Baltimore
09 June 2011 | Anchored in the Inner Harbor
Hot, Hotter, Hottest
We decided we really wanted to better understand our American history and this phenomenal estuary called the Chesapeake Bay. I'm thinking we've done a pretty good job from Hampton Va, the Severn River off Mobjack Bay; Carter Creek off the Rappahannock River; Tangier Island on the Eastern Shore, Reedville on the Great Wicomico River; Mill Creek off the Potomac River; Washington DC; St. Marys City off the St. Marys River; Solomons Island; Dogwood Harbor off the Little Choptank River; St. Michaels of Eastern Bay; and now Baltimore past Fort McHenry, past the red and white striped with blue star-spangled top buoy where Francis Scott Key wrote the poem that became our national anthem.
We have visited some pretty fantastic museums along the way. Menhaden fishery in Reedville, paleontology studies at the museum in the Solomons, ship building and the history of the bay at St. Michaels; soft shell crab farming on Tangier Island. We've been aboard three of the remaining four screw-pile light houses of the bay and the Chesapeake Lightship that guarded the bay entrance for so many years. We know so much more about marine life on the bay and how both marine and human life has changed. On the islands of Hooper, Smith, Tangier we observed the effects of tidal erosion. Entire towns are gone, homes disassembled board by board and moved to higher ground. The bay is slowing absorbing these islands and the lives of the watermen and their families of generations are changing forever. We talked with waterman and learned just how hard it is to make a living at $14.00 a bushel of crab. We learned that the oysters are slowly returning but the numbers are drastically down from years past. Pollution, increasing population, over fishing all contribute to the demise of this once fortune making business. We've read books about the bay and now feel as though we are in some very insignificant way part of it. Yesterday just before pulling anchor at St. Michaels we observed skates mating right beside our boat. We see schools of menhaden and fish hawks diving into the bay catching fish. The ospreys are abundant, their nests are everywhere and when we venture a little too close mama or papa lets us know. The bay is overwhelming with what it has to offer and we could spend an entire summer just exploring the creeks of the eastern shore. So much history, the Civil War, the War of 1812, the American Revolution all right here to see and experience. Seeing the bay by boat is in my humble opinion the best option. We can almost picture the British ships sailing up the Bay, we can wonder just how long it must have taken them when the winds are as light as we've experienced. No diesel engines in those days.

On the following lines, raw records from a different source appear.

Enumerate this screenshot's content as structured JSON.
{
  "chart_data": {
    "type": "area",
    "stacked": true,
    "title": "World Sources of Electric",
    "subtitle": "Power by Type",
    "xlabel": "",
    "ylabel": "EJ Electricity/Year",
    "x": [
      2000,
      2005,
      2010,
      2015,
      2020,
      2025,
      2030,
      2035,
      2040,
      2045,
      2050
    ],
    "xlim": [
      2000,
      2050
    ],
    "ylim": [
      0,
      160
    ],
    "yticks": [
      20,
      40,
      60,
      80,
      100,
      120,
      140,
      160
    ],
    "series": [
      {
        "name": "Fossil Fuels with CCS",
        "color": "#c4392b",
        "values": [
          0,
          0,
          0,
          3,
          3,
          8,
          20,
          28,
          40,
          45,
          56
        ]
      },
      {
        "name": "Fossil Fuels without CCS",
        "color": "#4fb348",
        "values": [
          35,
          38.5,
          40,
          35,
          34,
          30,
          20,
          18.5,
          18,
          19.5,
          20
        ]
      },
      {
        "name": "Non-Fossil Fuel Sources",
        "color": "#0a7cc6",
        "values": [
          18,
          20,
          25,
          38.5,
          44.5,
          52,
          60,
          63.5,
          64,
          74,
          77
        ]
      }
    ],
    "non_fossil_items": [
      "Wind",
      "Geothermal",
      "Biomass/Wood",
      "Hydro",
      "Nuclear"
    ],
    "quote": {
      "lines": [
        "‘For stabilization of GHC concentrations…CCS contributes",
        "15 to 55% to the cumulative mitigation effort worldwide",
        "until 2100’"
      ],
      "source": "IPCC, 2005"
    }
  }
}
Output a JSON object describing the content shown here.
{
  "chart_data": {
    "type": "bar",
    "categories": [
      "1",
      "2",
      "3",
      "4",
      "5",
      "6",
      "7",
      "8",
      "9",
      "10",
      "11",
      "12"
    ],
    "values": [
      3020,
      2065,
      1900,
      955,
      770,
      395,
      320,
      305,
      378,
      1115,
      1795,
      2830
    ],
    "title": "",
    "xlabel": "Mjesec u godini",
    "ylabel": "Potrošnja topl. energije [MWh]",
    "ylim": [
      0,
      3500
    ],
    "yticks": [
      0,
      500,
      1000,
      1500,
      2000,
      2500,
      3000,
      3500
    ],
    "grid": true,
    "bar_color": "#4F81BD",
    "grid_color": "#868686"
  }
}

So we'll visit family here, we'll learn more about the history of Baltimore and then continue north probably visiting a few more places along the Bay. Maybe the Sassafras River, maybe Rock Hall, maybe Havre De Grace but pretty soon we have to make the move to the C & D canal and then Delaware Bay. Down the Bay around the shoals and off to Block Island, back to New England waters for the summer.
Thank you Chesapeake Bay, what an experience and thanks to the people who loaned us their cars, drove us to grocery stores and shared their stories. It's a friendly place, part of American we now better understand.